Second, get in reasonable shape. Depending on how far you run with it, you can put yourself leaps and bounds ahead of the competition. It just takes time. If it took money, everyone would have it. Go to the closest gym and get a personal trainer. Do whatever they tell you to and stick with it for at least 6 months to a year.
Third, appearance. Looks matter and you have to dress well. Just pic a style and go to the stores that cater to that style and wear whatever the manikins are wearing. Now do it consistently. Its that easy.
If you are half way successful at these three steps you should be ahead of at least 75% of the competition. You can of course keep adding to your social appeal through other talents. Got a little tact? Great, but if not, do something interesting that people can relate to. Preferably, non technical, non science, non school sponsored. Examples - rock climbing, music, art, motorcycles, traveling, skateboarding, gardening, camping, wine, scuba diving, photography, acting, or anything that when you talk about it, people think it sounds fun and interesting. Just pick something.
Do these things and people will come to you. Its that easy if you actually do it but it is a competition and there are always going to be people ahead of you and behind you. You just have to fight for your place. And remember, you have to adapt to the world. It won't do the same for you.
Also, there is a great segment in the movie American Psycho about fitting in.

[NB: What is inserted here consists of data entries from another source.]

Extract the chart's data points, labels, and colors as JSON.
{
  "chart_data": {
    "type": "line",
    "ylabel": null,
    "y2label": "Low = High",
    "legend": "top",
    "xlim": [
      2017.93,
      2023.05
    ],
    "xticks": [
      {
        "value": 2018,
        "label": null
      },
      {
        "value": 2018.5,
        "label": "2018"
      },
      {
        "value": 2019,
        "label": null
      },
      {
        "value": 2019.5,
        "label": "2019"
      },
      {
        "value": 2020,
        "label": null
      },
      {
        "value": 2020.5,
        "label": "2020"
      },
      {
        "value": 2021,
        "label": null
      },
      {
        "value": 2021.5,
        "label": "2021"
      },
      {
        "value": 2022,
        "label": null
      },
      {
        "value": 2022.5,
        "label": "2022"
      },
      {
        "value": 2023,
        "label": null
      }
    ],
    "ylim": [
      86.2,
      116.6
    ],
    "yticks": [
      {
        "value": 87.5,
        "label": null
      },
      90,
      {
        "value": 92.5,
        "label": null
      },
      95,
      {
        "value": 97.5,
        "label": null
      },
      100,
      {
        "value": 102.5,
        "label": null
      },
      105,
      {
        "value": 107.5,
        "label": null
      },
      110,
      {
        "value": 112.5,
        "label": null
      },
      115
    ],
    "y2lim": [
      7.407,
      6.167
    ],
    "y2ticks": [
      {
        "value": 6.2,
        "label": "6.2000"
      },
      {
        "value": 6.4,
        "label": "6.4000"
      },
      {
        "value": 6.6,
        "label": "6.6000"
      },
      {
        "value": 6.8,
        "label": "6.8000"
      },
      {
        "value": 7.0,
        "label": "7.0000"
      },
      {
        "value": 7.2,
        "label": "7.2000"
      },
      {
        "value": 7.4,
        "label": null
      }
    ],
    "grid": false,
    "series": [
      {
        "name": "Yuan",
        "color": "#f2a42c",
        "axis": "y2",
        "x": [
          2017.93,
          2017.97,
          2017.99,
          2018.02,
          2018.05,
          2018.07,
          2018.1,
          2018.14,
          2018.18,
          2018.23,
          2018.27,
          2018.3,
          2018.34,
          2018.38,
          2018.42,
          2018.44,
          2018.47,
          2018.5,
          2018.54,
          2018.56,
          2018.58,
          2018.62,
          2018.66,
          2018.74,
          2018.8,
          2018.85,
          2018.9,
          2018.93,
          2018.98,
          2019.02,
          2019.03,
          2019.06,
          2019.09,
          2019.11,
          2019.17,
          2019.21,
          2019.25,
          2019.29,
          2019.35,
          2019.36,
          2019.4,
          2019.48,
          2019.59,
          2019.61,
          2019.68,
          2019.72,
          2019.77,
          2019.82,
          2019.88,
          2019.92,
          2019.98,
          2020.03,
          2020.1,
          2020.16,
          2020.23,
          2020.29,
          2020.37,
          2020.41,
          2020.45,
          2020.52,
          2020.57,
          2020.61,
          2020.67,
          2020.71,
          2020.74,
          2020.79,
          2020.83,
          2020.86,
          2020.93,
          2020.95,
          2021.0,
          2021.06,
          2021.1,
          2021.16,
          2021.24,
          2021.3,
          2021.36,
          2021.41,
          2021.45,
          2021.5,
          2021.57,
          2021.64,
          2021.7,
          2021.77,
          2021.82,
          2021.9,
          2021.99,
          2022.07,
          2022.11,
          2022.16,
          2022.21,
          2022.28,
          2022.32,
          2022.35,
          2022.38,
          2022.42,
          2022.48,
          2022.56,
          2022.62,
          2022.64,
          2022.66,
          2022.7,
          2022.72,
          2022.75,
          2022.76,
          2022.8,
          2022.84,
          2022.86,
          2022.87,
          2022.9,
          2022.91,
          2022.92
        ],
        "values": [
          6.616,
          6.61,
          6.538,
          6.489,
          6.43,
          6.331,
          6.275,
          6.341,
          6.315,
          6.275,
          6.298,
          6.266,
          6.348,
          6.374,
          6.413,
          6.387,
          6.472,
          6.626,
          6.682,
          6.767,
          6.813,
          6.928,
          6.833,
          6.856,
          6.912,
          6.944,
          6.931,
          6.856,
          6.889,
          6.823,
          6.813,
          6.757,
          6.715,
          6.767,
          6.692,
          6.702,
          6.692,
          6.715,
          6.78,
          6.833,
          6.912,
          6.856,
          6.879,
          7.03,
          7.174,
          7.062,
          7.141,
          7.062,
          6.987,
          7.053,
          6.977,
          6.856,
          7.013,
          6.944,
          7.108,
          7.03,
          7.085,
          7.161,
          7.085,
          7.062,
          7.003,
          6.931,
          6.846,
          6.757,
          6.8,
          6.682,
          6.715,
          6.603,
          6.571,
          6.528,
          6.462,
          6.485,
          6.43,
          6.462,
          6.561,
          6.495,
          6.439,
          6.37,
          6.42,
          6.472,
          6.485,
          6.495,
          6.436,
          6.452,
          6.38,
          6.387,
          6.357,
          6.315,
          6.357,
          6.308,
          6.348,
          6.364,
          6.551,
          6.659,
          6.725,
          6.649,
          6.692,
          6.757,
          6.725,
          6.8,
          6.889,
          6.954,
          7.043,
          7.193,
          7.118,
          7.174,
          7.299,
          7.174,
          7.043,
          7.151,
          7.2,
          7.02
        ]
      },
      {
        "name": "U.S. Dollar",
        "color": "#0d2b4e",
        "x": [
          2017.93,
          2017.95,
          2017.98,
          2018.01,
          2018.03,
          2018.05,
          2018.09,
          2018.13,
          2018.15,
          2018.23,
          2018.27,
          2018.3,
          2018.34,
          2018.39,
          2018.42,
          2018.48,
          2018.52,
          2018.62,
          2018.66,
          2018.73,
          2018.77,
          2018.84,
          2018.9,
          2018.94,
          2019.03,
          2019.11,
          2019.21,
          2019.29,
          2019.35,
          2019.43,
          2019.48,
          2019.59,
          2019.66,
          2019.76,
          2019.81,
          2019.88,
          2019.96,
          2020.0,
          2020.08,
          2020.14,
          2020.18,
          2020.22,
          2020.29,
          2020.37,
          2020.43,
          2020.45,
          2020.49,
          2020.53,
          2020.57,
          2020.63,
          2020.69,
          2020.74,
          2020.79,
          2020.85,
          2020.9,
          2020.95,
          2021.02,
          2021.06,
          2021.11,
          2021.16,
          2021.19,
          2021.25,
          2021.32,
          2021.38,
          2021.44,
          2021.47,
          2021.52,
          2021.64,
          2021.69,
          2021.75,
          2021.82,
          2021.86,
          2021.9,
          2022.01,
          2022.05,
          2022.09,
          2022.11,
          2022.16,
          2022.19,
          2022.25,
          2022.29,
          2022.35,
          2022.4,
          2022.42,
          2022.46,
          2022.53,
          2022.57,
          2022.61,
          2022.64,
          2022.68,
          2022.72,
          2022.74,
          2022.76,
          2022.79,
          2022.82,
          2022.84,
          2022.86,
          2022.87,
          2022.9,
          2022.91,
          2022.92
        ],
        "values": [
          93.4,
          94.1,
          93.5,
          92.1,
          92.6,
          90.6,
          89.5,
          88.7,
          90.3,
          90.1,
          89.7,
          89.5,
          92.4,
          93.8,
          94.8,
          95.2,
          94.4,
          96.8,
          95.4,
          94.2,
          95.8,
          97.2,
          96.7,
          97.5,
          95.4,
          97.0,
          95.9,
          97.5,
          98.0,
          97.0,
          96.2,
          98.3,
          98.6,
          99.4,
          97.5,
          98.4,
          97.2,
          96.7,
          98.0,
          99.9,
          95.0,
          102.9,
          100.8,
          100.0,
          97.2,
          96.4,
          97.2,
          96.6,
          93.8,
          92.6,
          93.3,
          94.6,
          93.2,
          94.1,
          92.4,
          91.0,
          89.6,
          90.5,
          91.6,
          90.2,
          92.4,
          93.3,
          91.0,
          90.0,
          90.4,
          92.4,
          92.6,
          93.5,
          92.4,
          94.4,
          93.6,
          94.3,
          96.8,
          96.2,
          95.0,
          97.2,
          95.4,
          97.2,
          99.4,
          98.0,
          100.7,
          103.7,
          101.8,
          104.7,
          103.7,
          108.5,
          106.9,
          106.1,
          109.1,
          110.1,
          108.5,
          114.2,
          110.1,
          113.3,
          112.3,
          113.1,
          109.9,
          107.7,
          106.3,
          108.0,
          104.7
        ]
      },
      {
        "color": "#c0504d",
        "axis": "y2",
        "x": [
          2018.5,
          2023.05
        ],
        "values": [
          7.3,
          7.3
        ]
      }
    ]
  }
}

I'm aware of furry drama. I have a friend who is a furry and he lives communally in an apartment with other furries in which the roommates rotate every three months or so. Drama city, according to him.
There's no reason to put scare quotes on self-esteem. Self-esteem is the value you place on yourself. Having none of it will make you feel worthless, good for nothing, broken, flawed, a drag. People react to that in ways that hurt other people, by either latching on to people and draining them of life, or by becoming a "radical loser" by projecting their feelings of worthlessness onto others.
A high self-esteem, which is to say happiness, is the birthright of every single* human being. If I were to truly express how strongly I felt that, it would split the Earth right in half. Sometimes I think that people with no self-esteem choose to revel in their misery (does "misery loves company" ring true to you?) and I think that's harmful. It is grossly cruel the way people treat furries (and emos).
*Except psychopaths. www.hare.org
I don't make the rules. I just make fun of them.
I'm surprised no one mentioned MIT's long-running "Charm School" designed to teach nerds table manners, basic fashion, and dating tips.